In fact, for the upright the pain of death is only a slight tap on the wrist, compared to the blessings that are in store on the far side. “God was putting them to the test and has proved them worthy to be with him”. Sorrow and pain are the ways in which God tests and purifies the upright. “God chastises those whom he loves.”
“He has tested them like gold in a furnace, and accepted them as a perfect burnt offering.” One can understand how those who do evil come upon bad times. It is more difficult to understand why the good should suffer. But, as the writer says, suffering in the case of the good has a purifying effect. The image is that of the holocaust, in which the victim is completely consumed by fire. And, by being put in fire, all impurities are removed from the newly mined gold. Even Jesus himself, the very Son of God, was so tested and so entered his glory.
“At their time of visitation, they will shine out; as sparks run through the stubble, so will they.”
‘Visitation’ here expresses God’s loving judgement on those who have been faithful to him. (But, later in the book, the same term is used for the punishment of the wicked at God’s final judgement.)

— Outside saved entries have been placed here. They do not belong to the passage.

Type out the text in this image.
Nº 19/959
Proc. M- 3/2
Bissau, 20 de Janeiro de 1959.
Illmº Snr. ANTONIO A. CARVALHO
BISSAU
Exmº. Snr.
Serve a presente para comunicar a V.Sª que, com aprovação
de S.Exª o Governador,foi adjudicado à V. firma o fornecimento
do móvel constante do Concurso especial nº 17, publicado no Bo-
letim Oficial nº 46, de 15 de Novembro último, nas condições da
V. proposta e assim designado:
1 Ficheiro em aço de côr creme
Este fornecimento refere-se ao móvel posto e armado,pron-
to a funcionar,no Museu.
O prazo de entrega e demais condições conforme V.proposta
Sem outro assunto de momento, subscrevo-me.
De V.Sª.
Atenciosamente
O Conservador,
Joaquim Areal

The image of sparks running through the stubble, left over after the cutting of the grain, is used in many biblical passage and symbolises the effects of God’s avenging anger or of Israel’s revenge on its enemies. Here it is used slightly differently, perhaps to mean the participation of the glorified upright in the elimination of evil, preceding the establishing of the kingdom of God, of which they are striking evidence. And so “they will judge nations, rule over peoples, and the Lord will be their king for ever.” Obviously, they will judge the nations not on the same level as God. But their very uprightness will stand in sharp contrast with those who did not follow God’s will in their lives.
Finally, “those who trust in him will understand the truth, those who are faithful will live with him in love.” Those who fully committed themselves in faith and trust to God’s will in their lives will, after death, know that they were indeed walking the way of truth, the way of integrity and wholeness which they have now achieved. They will also “live with God in love”. A life of faith in Christ and his Way is not possible without also being a life of love – love for God, love for others, love for oneself. In death they will truly know and be totally taken up into the God who is Love. This is Heaven!
It is for us, then, to ready ourselves so that our death too will simply be the gateway to perfect happiness and union with God. We make ready for that time by each day seeking and finding God in every person and in every experience.